Die Rennbahn Ascot hatte es sich im Vorfeld nicht nehmen lassen, zu Beginn der vergangenen Woche einen Pressetermin vor Ort in Mülheim zu organisieren, eine mehrköpfige, selbstredend englische, Journalistenschar reiste an. Im frühen Morgenlicht standen Marcel Weiß und René Piechulek, unterstützt von Julia Römich, Rede und Antwort. Mit guter Resonanz. Auch überregionale Zeitungen berichteten ganzseitig über den jüngsten deutschen vierbeinigen Star. Artikel, von denen Rennsport-Fans hierzulande nur träumen können. Interesse, von denen der Rennsport hierzulande nur träumen kann. Torquator Tasso zeigte sich von seiner besten Seite und bestätigte mit einer hervorragenden Morgenarbeit nicht nur seine gute Verfassung, sondern auch seine aufstrebende Form. „Torquator Tasso Trainer feuert eine gewaltige Warnung vor den King George“ titelte beispielsweise The Sun, Englands Antwort auf die BILD-Zeitung. Es rauschte in Englands Blätterwald. 

Ascots Rennbahn erinnert das Publikum sofort daran, welches Standing der Sport auf der Insel hat. Die Größe, die Ausstattung, die Pracht, die Aufmerksamkeit für kleine Details. Nicht umsonst schreibt England das GREAT in „Great British Racing“ in Blockbuchstaben, hier ist alles großartig. Schon im Vorführring findet jeder deutsche Führring dreimal Platz, und wird auf in England die herrschende Trockenheit (man ist versucht, Dürre zu schreiben) vor allem auf der Innenbahn schmerzlich sichtbar, so tut man hier sein Bestes, um den Rasen so grün wie möglich zu halten. Zum großen Erstaunen von Katja Heckmann, der ständigen Reisebegleiterin von Tasso, war bereits das Gras an der Abladerampe grüner als auf manch deutscher Rennbahn. Unnötig zu sagen, dass es ungepflasterte Wege und Holzbänke nicht gibt in Ascot. 
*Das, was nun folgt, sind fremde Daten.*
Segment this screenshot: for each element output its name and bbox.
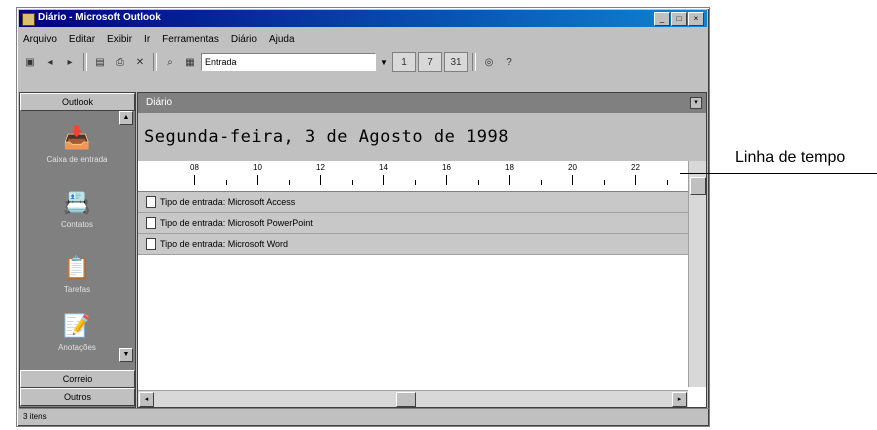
timeline-tick-label: 16 (442, 163, 451, 172)
timeline-tick-label: 08 (190, 163, 199, 172)
shortcut-notes[interactable]: 📝 Anotações (42, 311, 112, 352)
inbox-icon: 📥 (63, 125, 91, 150)
timeline-tick-label: 10 (253, 163, 262, 172)
organize-icon[interactable]: ▦ (181, 53, 199, 71)
menu-help[interactable]: Ajuda (267, 34, 297, 45)
scroll-up-icon[interactable]: ▲ (119, 111, 133, 125)
timeline-tick (288, 180, 290, 185)
scroll-down-icon[interactable]: ▼ (119, 348, 133, 362)
timeline-tick (572, 175, 573, 185)
timeline-tick (540, 180, 542, 185)
close-button[interactable]: × (688, 12, 704, 26)
scroll-thumb[interactable] (690, 177, 706, 195)
timeline-tick (666, 180, 668, 185)
menu-go[interactable]: Ir (142, 34, 152, 45)
shortcut-contacts[interactable]: 📇 Contatos (42, 188, 112, 229)
outlook-window: Diário - Microsoft Outlook _ □ × Arquivo… (16, 7, 710, 427)
document-icon (146, 217, 156, 229)
timeline-tick (351, 180, 353, 185)
menu-journal[interactable]: Diário (229, 34, 259, 45)
document-icon (146, 196, 156, 208)
week-view-icon[interactable]: 7 (418, 52, 442, 72)
callout-label: Linha de tempo (735, 149, 846, 166)
timeline-tick (414, 180, 416, 185)
month-view-icon[interactable]: 31 (444, 52, 468, 72)
timeline-tick-label: 20 (568, 163, 577, 172)
timeline-tick-label: 18 (505, 163, 514, 172)
date-label: Segunda-feira, 3 de Agosto de 1998 (144, 127, 509, 147)
banner-icon[interactable]: ▾ (690, 97, 702, 109)
minimize-button[interactable]: _ (654, 12, 670, 26)
folder-banner: Diário ▾ (138, 93, 706, 113)
app-icon (22, 13, 35, 26)
scroll-right-icon[interactable]: ▸ (672, 392, 687, 407)
list-item[interactable]: Tipo de entrada: Microsoft PowerPoint (138, 213, 688, 234)
timeline-tick (477, 180, 479, 185)
callout-line (680, 173, 877, 174)
group-other[interactable]: Outros (20, 388, 135, 406)
horizontal-scrollbar[interactable]: ◂ ▸ (138, 390, 688, 407)
new-icon[interactable]: ▣ (21, 53, 39, 71)
folder-list-icon[interactable]: ▤ (91, 53, 109, 71)
menu-view[interactable]: Exibir (105, 34, 134, 45)
shortcut-inbox[interactable]: 📥 Caixa de entrada (42, 123, 112, 164)
timeline-tick (320, 175, 321, 185)
timeline-tick-label: 22 (631, 163, 640, 172)
window-title: Diário - Microsoft Outlook (38, 12, 161, 23)
help-icon[interactable]: ? (500, 53, 518, 71)
scroll-left-icon[interactable]: ◂ (139, 392, 154, 407)
list-item[interactable]: Tipo de entrada: Microsoft Access (138, 192, 688, 213)
print-icon[interactable]: ⎙ (111, 53, 129, 71)
notes-icon: 📝 (63, 313, 91, 338)
menu-tools[interactable]: Ferramentas (160, 34, 221, 45)
go-to-today-icon[interactable]: ◎ (480, 53, 498, 71)
menu-file[interactable]: Arquivo (21, 34, 59, 45)
timeline-tick (509, 175, 510, 185)
timeline-tick (603, 180, 605, 185)
current-view-combo[interactable]: Entrada (201, 53, 376, 71)
group-mail[interactable]: Correio (20, 370, 135, 388)
back-icon[interactable]: ◂ (41, 53, 59, 71)
maximize-button[interactable]: □ (671, 12, 687, 26)
list-item[interactable]: Tipo de entrada: Microsoft Word (138, 234, 688, 255)
timeline-tick (635, 175, 636, 185)
timeline-tick (225, 180, 227, 185)
timeline-tick (194, 175, 195, 185)
forward-icon[interactable]: ▸ (61, 53, 79, 71)
timeline-tick (257, 175, 258, 185)
outlook-bar: Outlook ▲ 📥 Caixa de entrada 📇 Contatos … (19, 92, 136, 408)
standard-toolbar: ▣ ◂ ▸ ▤ ⎙ ✕ ⌕ ▦ Entrada ▼ 1 7 31 ◎ ? (21, 50, 705, 74)
shortcut-tasks[interactable]: 📋 Tarefas (42, 253, 112, 294)
chevron-down-icon[interactable]: ▼ (378, 54, 390, 70)
document-icon (146, 238, 156, 250)
timeline[interactable]: 08 10 12 14 16 18 20 22 (138, 161, 688, 192)
date-header: Segunda-feira, 3 de Agosto de 1998 (138, 113, 706, 161)
timeline-tick-label: 14 (379, 163, 388, 172)
vertical-scrollbar[interactable] (688, 161, 706, 387)
menu-edit[interactable]: Editar (67, 34, 97, 45)
menu-bar: Arquivo Editar Exibir Ir Ferramentas Diá… (21, 30, 297, 48)
folder-title: Diário (146, 97, 173, 108)
journal-pane: Diário ▾ Segunda-feira, 3 de Agosto de 1… (137, 92, 707, 408)
day-view-icon[interactable]: 1 (392, 52, 416, 72)
status-bar: 3 itens (19, 408, 709, 425)
timeline-tick (446, 175, 447, 185)
timeline-tick (383, 175, 384, 185)
find-icon[interactable]: ⌕ (161, 53, 179, 71)
journal-entries: Tipo de entrada: Microsoft Access Tipo d… (138, 192, 688, 255)
timeline-tick-label: 12 (316, 163, 325, 172)
delete-icon[interactable]: ✕ (131, 53, 149, 71)
contacts-icon: 📇 (63, 190, 91, 215)
tasks-icon: 📋 (63, 255, 91, 280)
scroll-thumb[interactable] (396, 392, 416, 407)
title-bar[interactable]: Diário - Microsoft Outlook _ □ × (19, 10, 707, 27)
group-outlook[interactable]: Outlook (20, 93, 135, 111)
Bereits im Pre-Paradering bestach Torquator Tasso durch seine feine Eleganz, wie immer hervorragend herausgebracht, glänzend. Eins mit sich und seiner Umgebung, eins mit sich und seinen Begleitern, neben Heckmann war wie immer Nora Blasczyk an seiner Seite. „Er ist für seine Klasse ein recht leichtes Pferd“ bemerkte eine englische Journalistin. Doch Tassos goldenes Fell glänzte in der Sonne, und er hinterließ einen tadellosen Eindruck. 

Und so stand das große Ereignis an, die 71. „King George“ (hier geht es zum kompletten Rennen inkl. Video, weiteren Fotos und der züchterischen Analyse: Klick!). Erneut spielte Torquator Tasso in einem hochklassigen Rennen eine entscheidende Rolle. Mit 16-1 als zweitlängster Außenseiter ins Rennen gegangen, konnte er den Spuren von Danedream und Novellist leider nicht ganz folgen, sein zweiter Platz aber natürlich eine ausgezeichnete Leistung. Nicht 80-1, sondern „nur“ 18-1 zahlte der Sieger Pyledriver, dessen ständiger Reiter Martin Dwyer, Schwiegersohn des Trainers William Muir (der seit dieser Saison seine Lizenz zusammen mit Chris Grassick hält), bereits seit März mit einer Beinverletzung außer Gefecht ist. Nachdem sich zuletzt zweimal Frankie Dettori in den Sattel des Harbour Watch-Sohnes geschwungen hatte, dieser aber für John Gosden in den Sattel stieg, wandte man sich an den nordenglischen Jockey Patrick Joseph McDonald, in dessen C.V. als erster großer Sieg tatsächlich das Schottische Grand National auf der Jagdbahn verzeichnet ist. Mit Laurens hatte 40jährige Jockey bereits viermal auf höchstem Parkett punkten können, nun der Sieg in den King George. 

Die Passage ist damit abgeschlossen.